The space agency announced Friday that it has selected 13 possible regions on the moon’s south pole that contain ice in permanently shadowed craters and are far from the area explored by Neil Armstrong and the other Apollo astronauts.
The first manned mission to the Moon took place about 50 years ago, and the next one is planned for 2025.
This would be the first manned “trip” to the moon since the last Apollo mission in 1972.
Although there have been some setbacks and delays, the program is the first human space exploration program since Apollo to survive multiple governments. Unlike Apollo, Artemis is designed to have a permanent presence on and around the Moon.
How the folks at NASA chose the possible locations for the landing
In a briefing Friday, officials from NASA said they selected landing sites based on data from the Lunar Reconnaissance Orbiter, a robotic spacecraft that has been mapping the lunar surface since 2009.
“The selection of these regions means we are one step closer to returning humans to the moon for the first time since Apollo,” Mark Kirasich, NASA deputy assistant administrator for the Artemis Campaign Development Division, said in a statement.

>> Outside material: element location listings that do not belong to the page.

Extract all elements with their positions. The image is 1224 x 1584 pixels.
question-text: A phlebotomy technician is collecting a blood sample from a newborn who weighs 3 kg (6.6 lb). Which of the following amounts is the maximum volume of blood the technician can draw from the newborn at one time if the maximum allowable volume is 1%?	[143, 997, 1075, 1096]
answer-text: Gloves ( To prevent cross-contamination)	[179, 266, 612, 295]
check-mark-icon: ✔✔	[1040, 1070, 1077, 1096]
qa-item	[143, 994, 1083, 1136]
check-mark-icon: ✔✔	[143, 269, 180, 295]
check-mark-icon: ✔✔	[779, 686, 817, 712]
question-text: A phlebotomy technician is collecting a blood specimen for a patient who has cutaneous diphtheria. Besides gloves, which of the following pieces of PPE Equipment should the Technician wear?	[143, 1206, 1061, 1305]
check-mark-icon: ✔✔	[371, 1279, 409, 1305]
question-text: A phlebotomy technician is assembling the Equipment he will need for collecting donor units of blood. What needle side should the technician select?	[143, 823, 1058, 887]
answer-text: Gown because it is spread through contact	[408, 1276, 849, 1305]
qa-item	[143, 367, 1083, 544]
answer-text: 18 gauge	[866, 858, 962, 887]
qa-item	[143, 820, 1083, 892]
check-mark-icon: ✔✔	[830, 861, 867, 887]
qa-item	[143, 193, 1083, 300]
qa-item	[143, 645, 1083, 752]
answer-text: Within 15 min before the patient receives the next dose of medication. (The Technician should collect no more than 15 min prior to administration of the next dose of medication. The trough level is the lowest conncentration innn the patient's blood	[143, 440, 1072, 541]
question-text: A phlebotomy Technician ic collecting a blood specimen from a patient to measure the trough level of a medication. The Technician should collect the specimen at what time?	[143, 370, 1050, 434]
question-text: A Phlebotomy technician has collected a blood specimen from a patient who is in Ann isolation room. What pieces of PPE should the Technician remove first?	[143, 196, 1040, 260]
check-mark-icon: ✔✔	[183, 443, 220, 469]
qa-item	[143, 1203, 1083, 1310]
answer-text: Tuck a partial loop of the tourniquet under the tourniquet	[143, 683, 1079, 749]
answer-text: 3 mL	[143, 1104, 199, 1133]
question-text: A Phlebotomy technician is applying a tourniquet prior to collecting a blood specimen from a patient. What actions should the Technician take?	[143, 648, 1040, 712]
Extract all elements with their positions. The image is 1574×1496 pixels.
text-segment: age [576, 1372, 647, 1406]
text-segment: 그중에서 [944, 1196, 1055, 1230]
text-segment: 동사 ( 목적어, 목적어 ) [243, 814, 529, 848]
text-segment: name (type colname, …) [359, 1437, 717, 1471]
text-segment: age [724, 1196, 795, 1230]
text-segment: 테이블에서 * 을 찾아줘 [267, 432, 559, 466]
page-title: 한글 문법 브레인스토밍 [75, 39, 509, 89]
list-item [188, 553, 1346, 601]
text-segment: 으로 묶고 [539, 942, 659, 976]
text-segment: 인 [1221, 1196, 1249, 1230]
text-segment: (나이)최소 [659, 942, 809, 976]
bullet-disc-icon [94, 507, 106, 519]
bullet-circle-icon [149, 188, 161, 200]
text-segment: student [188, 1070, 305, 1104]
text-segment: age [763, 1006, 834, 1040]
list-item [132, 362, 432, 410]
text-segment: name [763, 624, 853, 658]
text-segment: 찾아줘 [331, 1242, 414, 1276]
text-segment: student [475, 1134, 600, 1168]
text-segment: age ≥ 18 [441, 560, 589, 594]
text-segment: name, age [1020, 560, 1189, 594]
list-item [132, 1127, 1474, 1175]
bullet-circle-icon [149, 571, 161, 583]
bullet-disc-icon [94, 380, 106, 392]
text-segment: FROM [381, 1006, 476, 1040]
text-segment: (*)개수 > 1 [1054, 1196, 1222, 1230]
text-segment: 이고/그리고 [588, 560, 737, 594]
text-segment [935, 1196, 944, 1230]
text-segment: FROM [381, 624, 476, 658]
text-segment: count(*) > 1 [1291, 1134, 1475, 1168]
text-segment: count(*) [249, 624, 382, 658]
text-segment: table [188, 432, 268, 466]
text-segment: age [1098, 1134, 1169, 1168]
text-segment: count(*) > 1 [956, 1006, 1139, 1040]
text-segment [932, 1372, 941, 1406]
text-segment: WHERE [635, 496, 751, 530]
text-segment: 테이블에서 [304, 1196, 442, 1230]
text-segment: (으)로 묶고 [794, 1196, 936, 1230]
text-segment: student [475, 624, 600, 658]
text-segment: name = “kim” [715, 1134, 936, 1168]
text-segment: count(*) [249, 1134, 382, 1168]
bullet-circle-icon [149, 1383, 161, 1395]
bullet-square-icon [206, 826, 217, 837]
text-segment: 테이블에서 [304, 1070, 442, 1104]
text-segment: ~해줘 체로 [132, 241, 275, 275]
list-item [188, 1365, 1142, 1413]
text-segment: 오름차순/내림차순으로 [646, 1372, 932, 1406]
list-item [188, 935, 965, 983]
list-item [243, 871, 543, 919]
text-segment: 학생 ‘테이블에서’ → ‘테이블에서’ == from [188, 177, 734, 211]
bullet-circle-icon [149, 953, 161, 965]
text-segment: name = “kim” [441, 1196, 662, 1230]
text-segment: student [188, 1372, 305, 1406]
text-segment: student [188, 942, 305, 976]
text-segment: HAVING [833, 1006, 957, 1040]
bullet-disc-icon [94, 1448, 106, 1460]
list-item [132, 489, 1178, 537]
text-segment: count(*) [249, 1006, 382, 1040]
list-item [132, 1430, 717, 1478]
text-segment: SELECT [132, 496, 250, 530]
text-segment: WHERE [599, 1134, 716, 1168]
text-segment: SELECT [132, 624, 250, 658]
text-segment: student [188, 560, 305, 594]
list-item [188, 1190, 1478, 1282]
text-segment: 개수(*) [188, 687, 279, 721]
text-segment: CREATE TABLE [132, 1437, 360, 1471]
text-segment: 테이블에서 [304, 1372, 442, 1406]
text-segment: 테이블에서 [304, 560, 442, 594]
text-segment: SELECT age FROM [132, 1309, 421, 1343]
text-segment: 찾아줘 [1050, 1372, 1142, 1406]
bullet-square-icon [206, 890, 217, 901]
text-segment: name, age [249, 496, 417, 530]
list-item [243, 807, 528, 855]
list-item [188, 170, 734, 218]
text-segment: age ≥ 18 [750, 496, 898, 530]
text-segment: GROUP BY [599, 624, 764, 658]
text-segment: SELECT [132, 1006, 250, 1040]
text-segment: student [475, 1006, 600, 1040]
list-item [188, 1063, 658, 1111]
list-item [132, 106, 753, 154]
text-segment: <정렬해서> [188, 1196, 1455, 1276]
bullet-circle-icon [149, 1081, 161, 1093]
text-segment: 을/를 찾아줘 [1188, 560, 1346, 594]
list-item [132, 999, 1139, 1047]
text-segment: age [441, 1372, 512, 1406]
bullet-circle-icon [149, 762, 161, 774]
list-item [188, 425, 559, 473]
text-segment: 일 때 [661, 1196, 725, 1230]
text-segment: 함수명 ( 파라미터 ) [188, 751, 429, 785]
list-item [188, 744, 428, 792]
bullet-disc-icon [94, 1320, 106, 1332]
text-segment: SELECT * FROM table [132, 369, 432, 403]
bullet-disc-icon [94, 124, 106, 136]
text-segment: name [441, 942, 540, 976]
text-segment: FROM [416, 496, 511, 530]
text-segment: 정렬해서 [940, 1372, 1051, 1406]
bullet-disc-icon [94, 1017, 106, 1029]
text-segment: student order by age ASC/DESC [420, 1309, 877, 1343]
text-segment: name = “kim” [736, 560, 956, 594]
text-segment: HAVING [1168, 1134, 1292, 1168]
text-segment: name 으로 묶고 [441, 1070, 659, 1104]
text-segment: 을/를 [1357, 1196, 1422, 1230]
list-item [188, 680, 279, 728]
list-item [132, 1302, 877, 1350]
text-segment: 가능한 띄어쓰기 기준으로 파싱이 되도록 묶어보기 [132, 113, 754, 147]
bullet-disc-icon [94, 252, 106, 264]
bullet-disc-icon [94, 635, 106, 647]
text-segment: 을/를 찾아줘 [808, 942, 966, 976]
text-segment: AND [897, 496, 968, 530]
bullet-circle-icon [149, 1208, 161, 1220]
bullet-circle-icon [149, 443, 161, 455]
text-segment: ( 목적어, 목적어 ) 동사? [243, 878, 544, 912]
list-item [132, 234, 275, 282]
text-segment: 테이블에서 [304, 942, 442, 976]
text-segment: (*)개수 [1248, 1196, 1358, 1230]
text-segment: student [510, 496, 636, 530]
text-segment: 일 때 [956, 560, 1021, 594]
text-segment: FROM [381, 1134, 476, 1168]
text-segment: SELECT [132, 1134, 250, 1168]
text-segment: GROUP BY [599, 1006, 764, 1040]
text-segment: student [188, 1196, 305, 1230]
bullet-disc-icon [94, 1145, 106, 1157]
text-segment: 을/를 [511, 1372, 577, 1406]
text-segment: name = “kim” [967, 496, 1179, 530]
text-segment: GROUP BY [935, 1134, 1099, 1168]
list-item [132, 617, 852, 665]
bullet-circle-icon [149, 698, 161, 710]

“When we do this, it will be unlike any previous mission in that the astronauts will be venturing into dark areas previously unexplored by humans and laying the groundwork for future long-term sojourns,” he added.
The selected sites, all within a group of six latitudes at the South Pole, were chosen because they are safe and close enough to regions of permanent shadow to allow the crew to walk in six and a half days.
This, according to NASA, would allow the astronauts to “collect samples and perform scientific analyzes in a new area that will provide important information about the depth, distribution and composition of the ice.